I had yet to see him drive anything but the sheriff’s department truck. Honestly, I was surprised to hear that he had one. How had I missed that? More importantly, how could I stalk him appropriately if I didn’t know all the vehicles he drove?

I gathered my pride and said, “If you’ll have me, I’ll stay.”

His eyes studied mine.

The brown eyes were disconcerting since I knew what that gaze was supposed to look like.

Hell, everything about him weirded me out.

The man was supposed to have full sleeve tattoos and gray eyes.

Now he had unblemished skin and brown ones.

It was like he was a completely different person.

Then again, maybe that was a good thing.

Maybe he needed to be a different person.

Maybe it was time for me to become a different person, too.

I mean, what use was a new identity if I didn’t use it?

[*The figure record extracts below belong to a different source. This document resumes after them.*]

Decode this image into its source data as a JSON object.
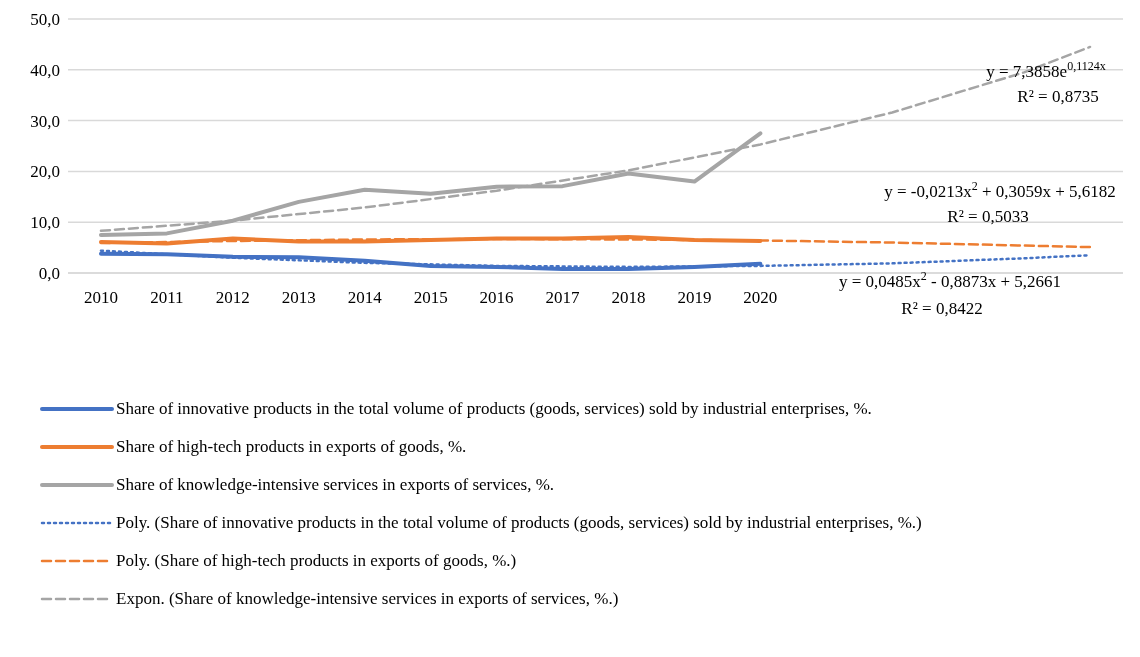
{
  "chart_data": {
    "type": "line",
    "x": [
      2010,
      2011,
      2012,
      2013,
      2014,
      2015,
      2016,
      2017,
      2018,
      2019,
      2020
    ],
    "xlim": [
      2009.5,
      2025.5
    ],
    "xticks": [
      2010,
      2011,
      2012,
      2013,
      2014,
      2015,
      2016,
      2017,
      2018,
      2019,
      2020
    ],
    "ylim": [
      0,
      50
    ],
    "yticks": [
      {
        "value": 0,
        "label": "0,0"
      },
      {
        "value": 10,
        "label": "10,0"
      },
      {
        "value": 20,
        "label": "20,0"
      },
      {
        "value": 30,
        "label": "30,0"
      },
      {
        "value": 40,
        "label": "40,0"
      },
      {
        "value": 50,
        "label": "50,0"
      }
    ],
    "grid": "y",
    "legend": "bottom",
    "marker": "none",
    "series": [
      {
        "name": "Share of innovative products in the total volume of products (goods, services) sold by industrial enterprises, %.",
        "color": "#4472c4",
        "line_style": "solid",
        "values": [
          3.8,
          3.7,
          3.2,
          3.1,
          2.4,
          1.4,
          1.2,
          0.8,
          0.8,
          1.2,
          1.8
        ]
      },
      {
        "name": "Share of high-tech products in exports of goods, %.",
        "color": "#ed7d31",
        "line_style": "solid",
        "values": [
          6.1,
          5.8,
          6.8,
          6.2,
          6.2,
          6.5,
          6.8,
          6.8,
          7.1,
          6.5,
          6.3
        ]
      },
      {
        "name": "Share of knowledge-intensive services in exports of services, %.",
        "color": "#a5a5a5",
        "line_style": "solid",
        "values": [
          7.5,
          7.8,
          10.3,
          14.0,
          16.4,
          15.6,
          17.0,
          17.1,
          19.6,
          18.0,
          27.5
        ]
      },
      {
        "name": "Poly. (Share of innovative products in the total volume of products (goods, services) sold by industrial enterprises, %.)",
        "color": "#4472c4",
        "line_style": "dotted",
        "x": [
          2010,
          2012,
          2014,
          2016,
          2018,
          2020,
          2022,
          2024,
          2025
        ],
        "values": [
          4.4,
          3.0,
          2.0,
          1.4,
          1.2,
          1.4,
          1.9,
          2.9,
          3.5
        ]
      },
      {
        "name": "Poly. (Share of high-tech products in exports of goods, %.)",
        "color": "#ed7d31",
        "line_style": "dashed",
        "x": [
          2010,
          2012,
          2014,
          2016,
          2018,
          2020,
          2022,
          2024,
          2025
        ],
        "values": [
          5.9,
          6.3,
          6.6,
          6.7,
          6.6,
          6.4,
          6.0,
          5.4,
          5.1
        ]
      },
      {
        "name": "Expon. (Share of knowledge-intensive services in exports of services, %.)",
        "color": "#a5a5a5",
        "line_style": "dashed",
        "x": [
          2010,
          2012,
          2014,
          2016,
          2018,
          2020,
          2022,
          2024,
          2025
        ],
        "values": [
          8.3,
          10.3,
          12.9,
          16.2,
          20.2,
          25.3,
          31.6,
          39.5,
          44.5
        ]
      }
    ],
    "annotations": [
      "y = 7,3858e$^{0,1124x}$",
      "R² = 0,8735",
      "y = -0,0213x$^{2}$ + 0,3059x + 5,6182",
      "R² = 0,5033",
      "y = 0,0485x$^{2}$ - 0,8873x + 5,2661",
      "R² = 0,8422"
    ]
  }
}
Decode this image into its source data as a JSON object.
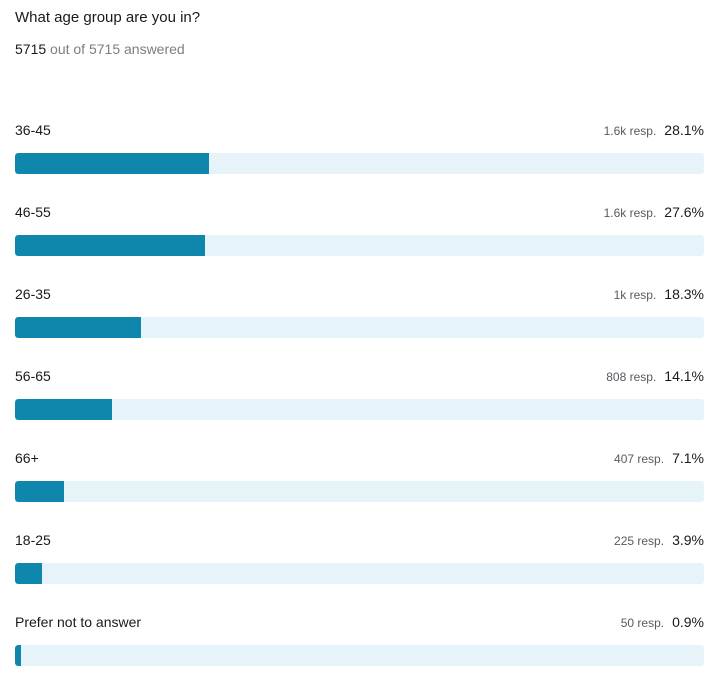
{
  "question": "What age group are you in?",
  "answered": {
    "count": "5715",
    "suffix": "out of 5715 answered"
  },
  "colors": {
    "bar_fill": "#0f87ad",
    "bar_track": "#e6f3f8"
  },
  "chart_data": {
    "type": "bar",
    "orientation": "horizontal",
    "categories": [
      "36-45",
      "46-55",
      "26-35",
      "56-65",
      "66+",
      "18-25",
      "Prefer not to answer"
    ],
    "values": [
      28.1,
      27.6,
      18.3,
      14.1,
      7.1,
      3.9,
      0.9
    ],
    "responses": [
      "1.6k resp.",
      "1.6k resp.",
      "1k resp.",
      "808 resp.",
      "407 resp.",
      "225 resp.",
      "50 resp."
    ],
    "percent_labels": [
      "28.1%",
      "27.6%",
      "18.3%",
      "14.1%",
      "7.1%",
      "3.9%",
      "0.9%"
    ],
    "xlim": [
      0,
      100
    ],
    "grid": false,
    "legend": "none"
  }
}
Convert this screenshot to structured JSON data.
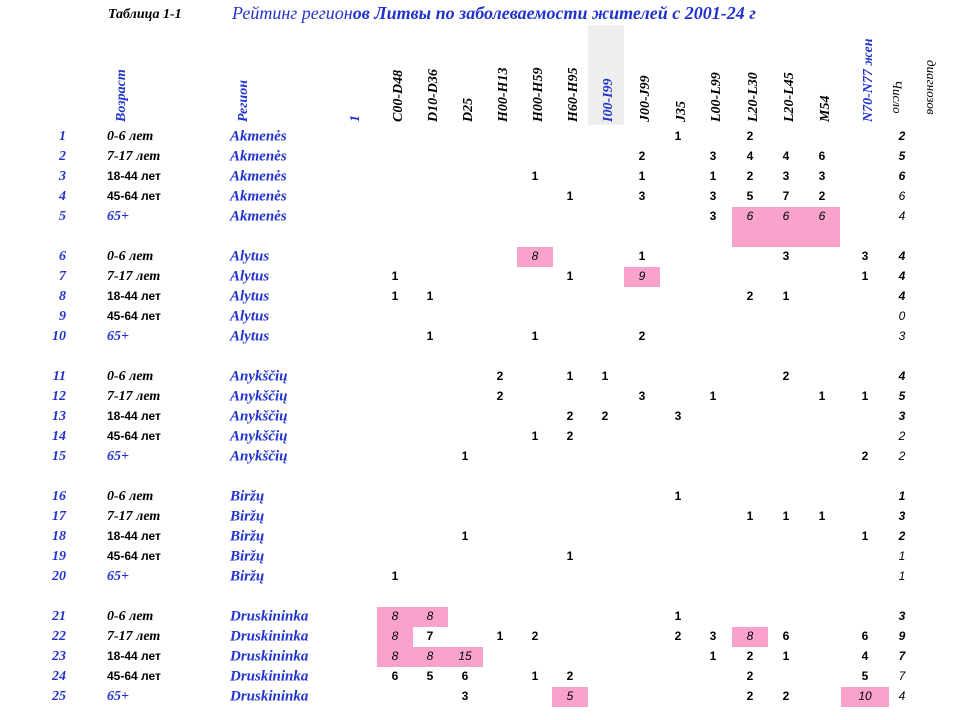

“I’ll come by tomorrow when you get off work, and we’ll get you moved,” he offered.

“How do you know when I’m going to be off?” I grumbled.

“I know everything there is to know about you, Herb,” he teased as he walked out. “Take care now.”

Okay, so maybe he wasn’t the only one who did the stalking.

Holly waited for the door to shut behind me before she said, “Who the hell is Herb? And why are y’all acting like you know everything there is to know about each other?” She narrowed her eyes. “And don’t give me that ‘we’re divorced’ shit. I know that’s not the case.”

I rubbed at the back of my neck before I said, “We were married. But we’ve never been divorced.”

Her eyes widened. “Are you saying y’all are still married?”

I answered her one hundred percent honestly with, “I have no clue.”